I feel the calm today just as the sun readies itself to lose its intense burning heat. I feel the calm today as the gushing waterfall steadies itself on the gentle earth, getting deeper and calmer. I feel the calm today as my heart and mind gradually move beyond expectations and wants. I feel the calm today as I get ready to lead a life that is gradually freeing itself from the clutches of ‘id’.
                  I feel the calm -
                 When I am happy to allow my grown up kids to opine about my decisions.
                  When my daughter holds my hands, wipes my tears and reprimands me to ‘move on’.
                 When I take my son’s advice on health issues, accepting happily that he knows more medicine than me (not necessarily surgery though), smiling indulgently as he emphatically reminds me of the psycho-somatic factor in my physical ailment.
                  When I find happiness in my work, no longer haranguing for the tag of success, awards, status, position, name and fame.
                    When I accept the wrong turns that I have taken and no longer bear their weight on my heart.
                    When I look at broken relationships with a sense of detachment, happy that it no longer hurts and breaks my heart.
                    When students come and tell me they have learnt so much from me.
                    When I no longer think of the number of books written by me, that should have flown off the shelf, but happily start writing another one.
                    When I allow myself to throw my head back in the rear seat of the car that my children drive now,
                     When I pick up my glass of wine as they say cheers with theirs.
                                       As I move from one level to another, the past gently sheds away its layers unburdening me gradually. My vision slowly adjusts to the present as I find true joy in knowing the real ‘me’. Age is teaching me to accept my hurts and failures and make peace with them. Age is teaching me to accept my destiny because life couldn’t have been better and more blessed than this. Age is teaching me to calm down.
                                   Certainly I don’t feel old enough to stop living. I just feel calm enough to accept life in all its glory. I feel ready to face yet another beautiful year with the most beautiful people around me, the family and the friends who have given meaning to my existence, the innumerable faces that have swept my life with rainbow colours, the lives that have touched mine, enriching it and helping me to unpeel, the unfathomable speed-blocks that have taught me to fight for a place under the sun and the miracle that is ‘age’ that has calmed me down.
                                  Life will still be the same roller coaster ride, bringing with itself unequal proportions of happiness and disappointments, successes and failures, untold joys and unbearable sorrows. The desires and wants will pop their head every now and then. The ego will rear its ugly head and fallibilities will weaken the mind ever so often. But the calmness will help to keep the vision clear and the burdening will be less. As the knees get arthritic and the heart vessels gradually bend under the aging curse, calming will smoothen the ride ahead. It will help to strengthen the mind even as the body weakens. It will make the years ahead worthy of what we should learn from life.

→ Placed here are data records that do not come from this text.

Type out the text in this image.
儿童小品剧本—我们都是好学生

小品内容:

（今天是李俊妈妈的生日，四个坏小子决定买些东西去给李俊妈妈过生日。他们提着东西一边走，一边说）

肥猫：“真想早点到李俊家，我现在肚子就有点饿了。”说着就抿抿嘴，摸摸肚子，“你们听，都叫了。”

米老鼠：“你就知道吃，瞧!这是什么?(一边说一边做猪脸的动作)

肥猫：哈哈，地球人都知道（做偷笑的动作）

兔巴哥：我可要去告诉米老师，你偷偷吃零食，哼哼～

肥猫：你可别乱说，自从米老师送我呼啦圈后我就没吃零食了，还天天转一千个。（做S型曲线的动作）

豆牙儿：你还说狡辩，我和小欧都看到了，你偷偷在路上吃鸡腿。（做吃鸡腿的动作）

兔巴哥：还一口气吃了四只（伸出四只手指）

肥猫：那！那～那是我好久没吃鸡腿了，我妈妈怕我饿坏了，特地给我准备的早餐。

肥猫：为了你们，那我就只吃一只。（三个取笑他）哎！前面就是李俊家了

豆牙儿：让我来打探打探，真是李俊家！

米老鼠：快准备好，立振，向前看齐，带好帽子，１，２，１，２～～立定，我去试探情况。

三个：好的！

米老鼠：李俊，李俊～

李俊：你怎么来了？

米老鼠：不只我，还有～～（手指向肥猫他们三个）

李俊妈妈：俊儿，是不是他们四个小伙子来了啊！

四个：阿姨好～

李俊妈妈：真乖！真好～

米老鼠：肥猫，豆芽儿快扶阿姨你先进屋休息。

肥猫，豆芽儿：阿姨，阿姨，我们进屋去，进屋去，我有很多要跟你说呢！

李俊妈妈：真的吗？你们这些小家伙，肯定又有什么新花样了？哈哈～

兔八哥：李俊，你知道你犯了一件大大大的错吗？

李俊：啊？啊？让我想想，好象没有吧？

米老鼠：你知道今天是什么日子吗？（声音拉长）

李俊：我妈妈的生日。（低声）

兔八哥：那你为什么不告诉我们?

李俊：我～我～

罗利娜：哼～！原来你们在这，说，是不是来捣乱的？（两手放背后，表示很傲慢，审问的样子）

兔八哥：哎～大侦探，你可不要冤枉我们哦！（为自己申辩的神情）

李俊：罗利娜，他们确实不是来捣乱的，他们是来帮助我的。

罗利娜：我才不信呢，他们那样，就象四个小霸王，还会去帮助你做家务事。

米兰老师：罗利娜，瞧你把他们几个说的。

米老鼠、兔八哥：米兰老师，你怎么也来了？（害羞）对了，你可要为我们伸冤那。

                   Its an unusual birthday for me. Life’s biggest gift to me on my birthday!

                   Can’t sign off without narrating this experience. I have always enjoyed driving and the speed that exhilarates. A few days back I was driving back home from work  at good speed when suddenly couple of cars swerved past mine at full speed rashly overtaking me almost breaking my concentration and cruising ahead in full speed. Ordinarily, my heart would have sped up as would the accelerator. But strangely, I found myself calmly humming on the golden oldie playing on the music system, relaxed, smiling and continuing on my own track. Metaphorical, isn’t it?